Here’s the 411: The Hunger Games is named for a reality show in which 24 children each year fight to the death on national television in a post-apocalyptic dystopia. The Games are punishment for an uprising against the despotic government based in the distant Capital. The story’s hero, Katniss Everdeen, is an ace archer with a heart forged of both steel and gold. After volunteering to take her younger sister’s place in the Games, she pivots from moral compass to lethal weapon several times. She weeps for some fellow contestants (called Tributes) and murders others. We root for her. We root for her to be the last child still standing.
This book wouldn’t have made it to my Kindle—or my notice—were it not for a detail that usually doesn’t matter at all: the publisher. This book was published by Scholastic. Remember them? The flimsy catalogue sent home in your backpack? The blessed day when your Scholastic order reached your school desk? The Hunger Games made its way from obscure novel to blockbuster film by way of Scholastic. I needed to know what the authors and the publisher could have been thinking, selling this book to kids.
I’ve read it three times. I’ve read the other two books of the trilogy: “Catching Fire” and “Mockingjay,” twice apiece. And I’ve been itching for the Blu Ray since the movie receded from even the most remote exurban screens a few months ago. I need this disc. But why?
Strip away the painstaking details about edible plants, the sometimes heavy-handed social commentary, and the obsessive attention to the rich food used to sedate and distract the Tributes before they are sent to their deaths, and The Hunger Games is an orphan story in the tradition of Dickens and Bronte. I agree with the theory that youth heroes are only possible in the absence of parents. There is no other way for a child to be central, triumphant, and powerful under the protection of or in the shadow of a more powerful adult.

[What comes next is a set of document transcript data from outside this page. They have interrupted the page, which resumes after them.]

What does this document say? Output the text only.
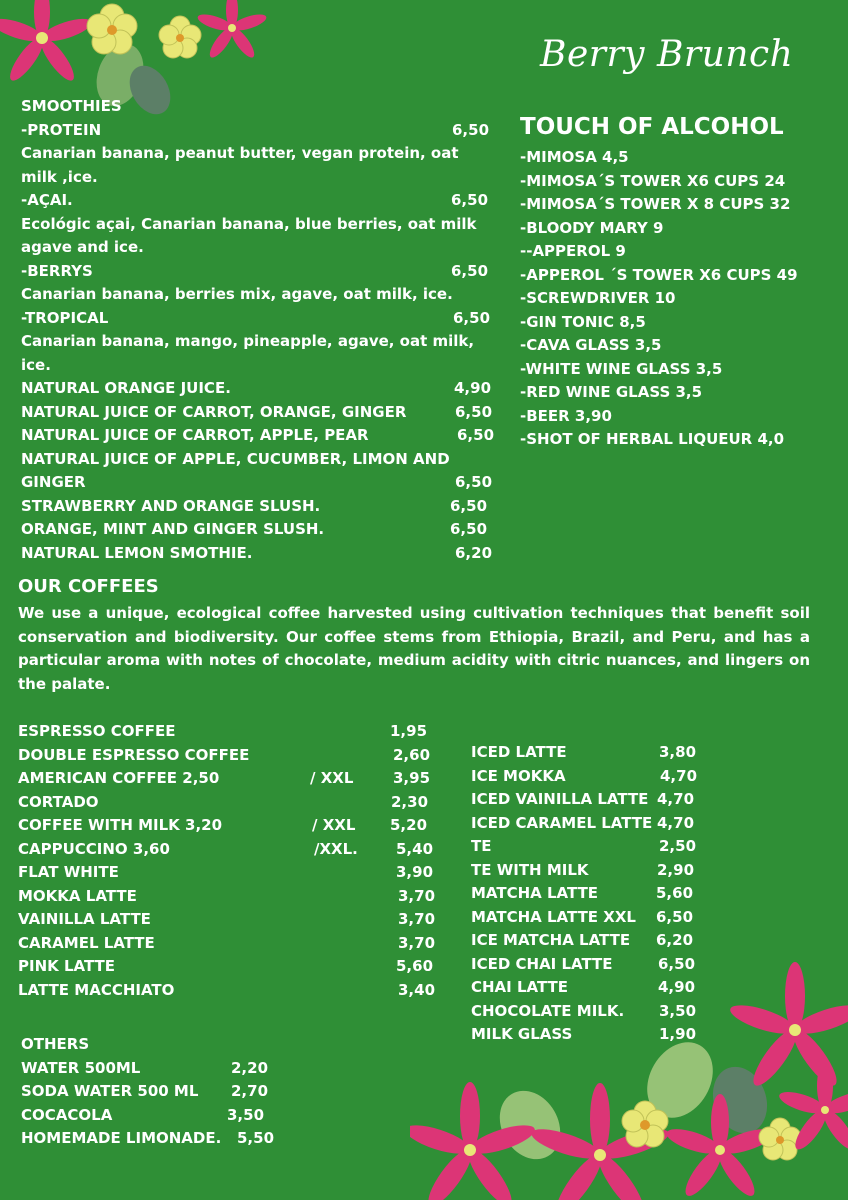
Berry Brunch
SMOOTHIES
-PROTEIN	6,50
Canarian banana, peanut butter, vegan protein, oat milk ,ice.
-AÇAI.	6,50
Ecológic açai, Canarian banana, blue berries, oat milk agave and ice.
-BERRYS	6,50
Canarian banana, berries mix, agave, oat milk, ice.
-TROPICAL	6,50
Canarian banana, mango, pineapple, agave, oat milk, ice.
NATURAL ORANGE JUICE.	4,90
NATURAL JUICE OF CARROT, ORANGE, GINGER	6,50
NATURAL JUICE OF CARROT, APPLE, PEAR	6,50
NATURAL JUICE OF APPLE, CUCUMBER, LIMON AND
GINGER	6,50
STRAWBERRY AND ORANGE SLUSH.	6,50
ORANGE, MINT AND GINGER SLUSH.	6,50
NATURAL LEMON SMOTHIE.	6,20
TOUCH OF ALCOHOL
-MIMOSA 4,5
-MIMOSA´S TOWER X6 CUPS 24
-MIMOSA´S TOWER X 8 CUPS 32
-BLOODY MARY 9
--APPEROL 9
-APPEROL ´S TOWER X6 CUPS 49
-SCREWDRIVER 10
-GIN TONIC 8,5
-CAVA GLASS 3,5
-WHITE WINE GLASS 3,5
-RED WINE GLASS 3,5
-BEER 3,90
-SHOT OF HERBAL LIQUEUR 4,0
OUR COFFEES
We use a unique, ecological coffee harvested using cultivation techniques that benefit soil conservation and biodiversity. Our coffee stems from Ethiopia, Brazil, and Peru, and has a particular aroma with notes of chocolate, medium acidity with citric nuances, and lingers on the palate.
ESPRESSO COFFEE	1,95
DOUBLE ESPRESSO COFFEE	2,60
AMERICAN COFFEE 2,50	/ XXL	3,95
CORTADO	2,30
COFFEE WITH MILK 3,20	/ XXL 5,20
CAPPUCCINO 3,60	/XXL.	5,40
FLAT WHITE	3,90
MOKKA LATTE	3,70
VAINILLA LATTE	3,70
CARAMEL LATTE	3,70
PINK LATTE	5,60
LATTE MACCHIATO	3,40
ICED LATTE	3,80
ICE MOKKA	4,70
ICED VAINILLA LATTE 4,70
ICED CARAMEL LATTE 4,70
TE	2,50
TE WITH MILK	2,90
MATCHA LATTE	5,60
MATCHA LATTE XXL 6,50
ICE MATCHA LATTE 6,20
ICED CHAI LATTE	6,50
CHAI LATTE	4,90
CHOCOLATE MILK. 3,50
MILK GLASS	1,90
OTHERS
WATER 500ML	2,20
SODA WATER 500 ML 2,70
COCACOLA	3,50
HOMEMADE LIMONADE. 5,50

The Hunger Games takes the parentless hero to a new level. While typical orphan heroes have no parents at all (To lose one parent may be regarded as a misfortune; to lose both looks like carelessness—Oscar Wilde), Katniss is a parentless heroine with a living mother. Her father’s death leaves the mother depressed, paralyzed, and powerless. Eleven-year-old Katniss gets promoted over her head to breadwinner and her younger sibling’s only parent. While Oliver Twist, Jane Eyre, and Little Dorritt live in miserable circumstances, they can see bright lights, decent people, and warm living rooms from the cold streets where they live. District 12, Katniss’s hometown, is entirely degraded. Only one person has escaped its poverty in 74 years—at the cost of “winning” the Hunger Games, killing his fellow children, and being forced to accompany two doomed tributes per year on the march to their deaths in the Games.

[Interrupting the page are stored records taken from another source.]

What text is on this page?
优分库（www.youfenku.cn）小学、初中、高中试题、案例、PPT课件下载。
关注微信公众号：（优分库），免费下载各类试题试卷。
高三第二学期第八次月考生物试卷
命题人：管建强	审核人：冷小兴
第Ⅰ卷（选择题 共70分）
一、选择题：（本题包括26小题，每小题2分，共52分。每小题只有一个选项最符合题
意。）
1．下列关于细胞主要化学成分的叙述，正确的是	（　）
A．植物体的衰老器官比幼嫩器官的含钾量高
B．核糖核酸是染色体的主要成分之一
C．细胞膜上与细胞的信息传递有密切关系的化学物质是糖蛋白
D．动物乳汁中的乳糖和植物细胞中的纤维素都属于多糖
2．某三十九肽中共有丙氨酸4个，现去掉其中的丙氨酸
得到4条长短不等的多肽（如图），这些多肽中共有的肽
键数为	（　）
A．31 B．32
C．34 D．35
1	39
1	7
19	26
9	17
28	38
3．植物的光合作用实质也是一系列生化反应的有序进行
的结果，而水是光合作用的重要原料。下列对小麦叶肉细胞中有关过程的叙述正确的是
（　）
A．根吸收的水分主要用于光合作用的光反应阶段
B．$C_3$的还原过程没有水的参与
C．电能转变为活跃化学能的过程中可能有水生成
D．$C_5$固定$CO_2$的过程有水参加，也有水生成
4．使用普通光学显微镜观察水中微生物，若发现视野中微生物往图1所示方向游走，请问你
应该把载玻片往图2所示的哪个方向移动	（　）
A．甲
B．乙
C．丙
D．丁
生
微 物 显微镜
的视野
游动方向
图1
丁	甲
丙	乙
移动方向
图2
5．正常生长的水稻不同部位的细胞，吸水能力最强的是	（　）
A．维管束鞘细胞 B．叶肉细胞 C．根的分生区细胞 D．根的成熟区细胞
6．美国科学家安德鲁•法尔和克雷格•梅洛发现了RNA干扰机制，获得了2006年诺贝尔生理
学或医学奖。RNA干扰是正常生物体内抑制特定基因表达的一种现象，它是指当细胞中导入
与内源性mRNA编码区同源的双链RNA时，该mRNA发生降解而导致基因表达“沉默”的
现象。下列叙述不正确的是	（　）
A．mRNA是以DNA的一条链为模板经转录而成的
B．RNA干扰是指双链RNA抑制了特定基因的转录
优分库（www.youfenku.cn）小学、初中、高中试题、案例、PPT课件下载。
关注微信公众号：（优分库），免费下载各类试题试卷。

Unlike Dickens’ hero orphans, Katniss may never escape from the impoverished districts to the Capital’s relative safety. Even a Hunger Games victor must still return to her district, where her own children might be selected for ritual sacrifice. Unlike Dickens’ London, there is no respectable, safe place beyond the slums; the evil Capital is populated by decadent fops addicted to plastic surgery and to the annual display of human suffering. It is a hub around a world of misery that is itself bounded by oceans beyond which nothing is written or known. Unlike a Victorian orphan governess who wins the master of the manor, Katniss saves the dying boy who loves her—for complicated and not altogether romantic reasons. There is no father-surrogate husband, no adoptive parent, and no inheritance to redeem Katniss Everdeen.
There is only Katniss Everdeen.
And that is why children endure these savage, brutal books (by comparison to the sequels, The Hunger Games reads like a Family Circus cartoon). This is the story every adolescent wants to write for herself. Adolescence is its own Panem to those experiencing it. Their minds are too young to grasp that years, unlike the District 12 fence, can be scaled and left behind. They read a story of replacing their parents and evading their captors through wit and skill—no uncommon physical strength required.
It’s unfair to ask these young fans whether they forgive Katniss for killing, reassure themselves that it’s morally justified, or whether the fantasy is more powerful because it validates escape by any means necessary. I don’t want to be asked that question myself.
I read and re-read it the book, saw the movie twice in theaters, and will play the disc through late nights when my husband is away on business for much the same reasons as the kids.
You can tell something about the woman who loves The Hunger Games. She wishes she could go back to adolescence and win. She wonders how much therapy she’d need if she’d been Katniss at 16 instead of the ordinary girl she was.
It’s not that I want to be Katniss today. I wish I could retroactively live my adolescence and youth as Katniss. Cunning and poised. Not fearless but effective even when afraid. It is a fantasy so powerful and soothing that it blinds me to the horror of what Katniss did to survive. Adolescent escape fantasies, however old, can be brutal and Machiavellian.
As it is, I remain at the studio’s mercy to await the video release—and my own.